Kalau pohon sawit yang ditebangi itu masih rata-rata berumur 10 tahun kata Gulat, maka 15 tahun lah pendapatan Negara hilang. "Umur sawitkan rata-rata 25 tahun. Masa produksi yang tersisa 15 tahun, kalikan saja dengan yang Rp298,7 triliun itu," pinta Gulat.
Jika nasib petani akan berakhir dengan penebangan pohon kelapa sawit kata Gulat, RPP terkait kehutanan yang sedang digodok itu, dipastikan tidak sejalan dengan cita-cita UUCK seperti yang diharapkan Presiden Jokowi.
Sekarang kata Gulat, Presiden dan Wapres menjadi harapan petani. "Mengadu ke orang tua kami di Dirjendbun, mereka sudah buang badan. Berharap kepada korporasi, mereka cuma menyelamatkan diri sendiri nya. Maklum, hanya 2,28% dari total sawit dalam kawasan hutan itu milik korporasi, sisanya milik petani," ujar Gulat.
Mestinya kata Gulat, persoalan semacam ini tak perlu sampai ke Presiden dan Wapres, sebab yang semua orang tahu kalau pembantu Presiden dan Wapres musti menjalankan visi dan misi Presiden dan Wapres itu, bukan menjalankan visi dan misi masing-masing plus antek-anteknya.
"Selama ini kami petani sawit sudah cukup sabar menahan diri dengan segala regulasi yang merugikan kami, tapi kali ini, kami tak akan diam, kami akan mendatangi mereka yang sudah mengabaikan suara petani. Jangan salahkan kami sekalipun akan terpapar Corona lantaran puluhan ribu orang terpaksa berkumpul di Jakarta," tegas Gulat.
Anggota Divisi Riset dan Advokasi Relawan Jaringan Rimbawan (RJR), Petrus Gunarso, PhD, punya pandangan yang sama dengan Gulat.
Lelaki 63 tahun ini menyebut bahwa tujuan Presiden Jokowi memerintahkan pembantunya untuk menyusun UUCK adalah untuk memastikan agar orang bisa berinvestasi dengan tenang, mudah, murah dan tenaga kerja pun terserap.
"Kebun yang dibilang tumpang tindih dengan kawasan hutan yang sangat luas itu, sejatinya juga investasi. Penyelesaian untuk "investasi" ini perlu dicari" kata ayah tiga anak ini seperti dilansir Gatra.com, kemarin.
Lebih jauh mantan Ketua Forum Kolaborasi Rimbawan Indonesia (FKRI) ini menyebut, kalau tujuan UUCK itu untuk menciptakan iklim investasi yang lebih positif, melihat besarannya, kenapa bukan investasi rakyat ini saja yang segera diselesaikan secara elegan?
"Memformalkan dan melegalkan "keterlanjuran", sama saja dengan penyelamatan investasi," katanya.
RPP seperti yang saat ini ada kata Petrus, nampaknya belum menjadi solusi bagi para petani/pekebun yang terlanjur berinvestasi itu.
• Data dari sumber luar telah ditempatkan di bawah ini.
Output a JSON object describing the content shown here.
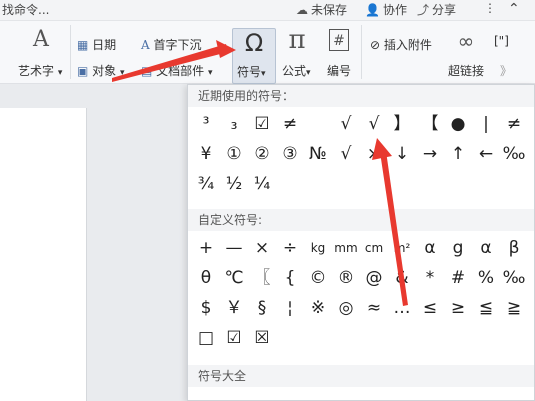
{
  "topbar": {
    "search_text": "找命令...",
    "unsaved": "未保存",
    "collab": "协作",
    "share": "分享",
    "more": "⋮"
  },
  "ribbon": {
    "wordart_label": "艺术字",
    "date_label": "日期",
    "dropcap_label": "首字下沉",
    "object_label": "对象",
    "textpart_label": "文档部件",
    "symbol_label": "符号",
    "formula_label": "公式",
    "numbering_label": "编号",
    "attachment_label": "插入附件",
    "hyperlink_label": "超链接",
    "omega_glyph": "Ω",
    "pi_glyph": "π",
    "hash_glyph": "#",
    "wordart_glyph": "A",
    "dropcap_glyph": "A",
    "paperclip_glyph": "⊘",
    "link_glyph": "∞",
    "bracket_label": "[\"]",
    "right_glyph": "》"
  },
  "panel": {
    "recent_title": "近期使用的符号：",
    "custom_title": "自定义符号:",
    "all_title": "符号大全",
    "recent_rows": [
      [
        "³",
        "₃",
        "☑",
        "≠",
        " ",
        "√",
        "√",
        "】",
        "【",
        "●",
        "|",
        "≠"
      ],
      [
        "¥",
        "①",
        "②",
        "③",
        "№",
        "√",
        "×",
        "↓",
        "→",
        "↑",
        "←",
        "‰"
      ],
      [
        "¾",
        "½",
        "¼"
      ]
    ],
    "custom_rows": [
      [
        "+",
        "—",
        "×",
        "÷",
        "kg",
        "mm",
        "cm",
        "m²",
        "α",
        "g",
        "α",
        "β"
      ],
      [
        "θ",
        "℃",
        "〖",
        "{",
        "©",
        "®",
        "@",
        "&",
        "*",
        "#",
        "%",
        "‰"
      ],
      [
        "$",
        "￥",
        "§",
        "¦",
        "※",
        "◎",
        "≈",
        "…",
        "≤",
        "≥",
        "≦",
        "≧"
      ],
      [
        "□",
        "☑",
        "☒"
      ]
    ]
  }
}
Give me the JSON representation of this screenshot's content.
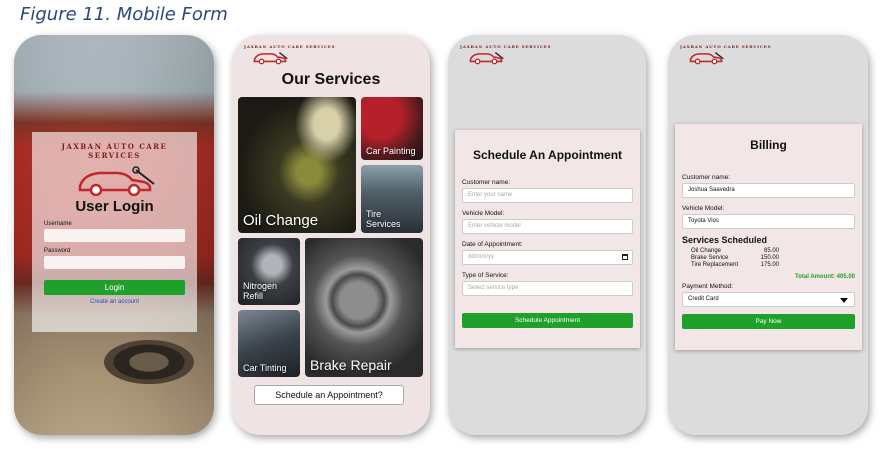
{
  "caption": "Figure 11. Mobile Form",
  "brand": "JAXBAN AUTO CARE SERVICES",
  "login": {
    "title": "User Login",
    "username_label": "Username",
    "password_label": "Password",
    "login_button": "Login",
    "create_account_link": "Create an account"
  },
  "services": {
    "title": "Our Services",
    "tiles": {
      "oil": "Oil Change",
      "paint": "Car Painting",
      "tire": "Tire Services",
      "nitro": "Nitrogen Refill",
      "brake": "Brake Repair",
      "tint": "Car Tinting"
    },
    "schedule_button": "Schedule an Appointment?"
  },
  "appointment": {
    "title": "Schedule An Appointment",
    "name_label": "Customer name:",
    "name_placeholder": "Enter your name",
    "vehicle_label": "Vehicle Model:",
    "vehicle_placeholder": "Enter vehicle model",
    "date_label": "Date of Appointment:",
    "date_placeholder": "dd/mm/yy",
    "service_label": "Type of Service:",
    "service_placeholder": "Select service type",
    "submit_button": "Schedule Appointment"
  },
  "billing": {
    "title": "Billing",
    "name_label": "Customer name:",
    "name_value": "Joshua Saavedra",
    "vehicle_label": "Vehicle Model:",
    "vehicle_value": "Toyota Vios",
    "services_heading": "Services Scheduled",
    "items": [
      {
        "name": "Oil Change",
        "price": "85.00"
      },
      {
        "name": "Brake Service",
        "price": "150.00"
      },
      {
        "name": "Tire Replacement",
        "price": "175.00"
      }
    ],
    "total": "Total Amount: 405.00",
    "payment_label": "Payment Method:",
    "payment_value": "Credit Card",
    "pay_button": "Pay Now"
  },
  "colors": {
    "accent_green": "#1fa02b",
    "card_bg": "#f3e6e6",
    "brand_red": "#7a2020"
  }
}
Ini berarti, RPP itu belum sejalan dan belum seirama dengan cita-cita UUCK.
Lelaki ini kemudian mengulas soal kawasan hutan yang menjadi sumber masalah tadi. Bahwa tata batas belum jelas, tata ruang belum disepakati, batas tidak diketahui dan dipahami, proses sering kurang prosedural, menjadi penyebab berbagai keterlanjuran.
"Kalau ratusan orang bahkan ribuan orang masuk ke kawasan hutan, mustinya dari awal kehutanan sudah tahu dan harus dicegah, tapi ini, kenapa setelah kebun petani menghasilkan dan bahkan ada tanamannya yang sudah tua, baru mau dibenahi dengan sangsi dan denda" katanya
Tak hanya itu yang disoroti Petrus, kehutanan juga keliru jika menunjuk kawasan hutan untuk rencana dilepaskan. Sebab dalam Undang-Undang 41 Tahun 1999 disebutkan bahwa penunjukan kawasan hutan adalah untuk dijadikan hutan tetap, bukan ditunjuk untuk dapat dikonversi.
"Menurut hemat saya, ada kekuasaan yang berlebihan. Kehutanan masih beranggapan bahwa Undang-Undang Pokok Kehutanan nomor 5 tahun 1967 itu masih berlaku. Padahal itu sudah lama dicabut dan diganti dengan Undang-Undang sektor, UU 41 Tahun 1999 tentang kehutanan," katanya.
Hal terpenting dari perubahan itu kata Petrus adalah perlunya penetapan kawasan hutan yang mengacu pada tata ruang. Artinya, perlu ada kesepakatan mengenai penetapan kawasan hutan dan tata ruang.
"Rakyat mengelola secara ilegal, itu tidak sepenuhnya tepat. Kalau ilegal dihukum dong. Sepatutnya sebutan itu informal. Kalau rakyat mengelola secara informal, maka langkah pemerintah adalah bagaimana yang informal tadi menjadi formal," kata Petrus.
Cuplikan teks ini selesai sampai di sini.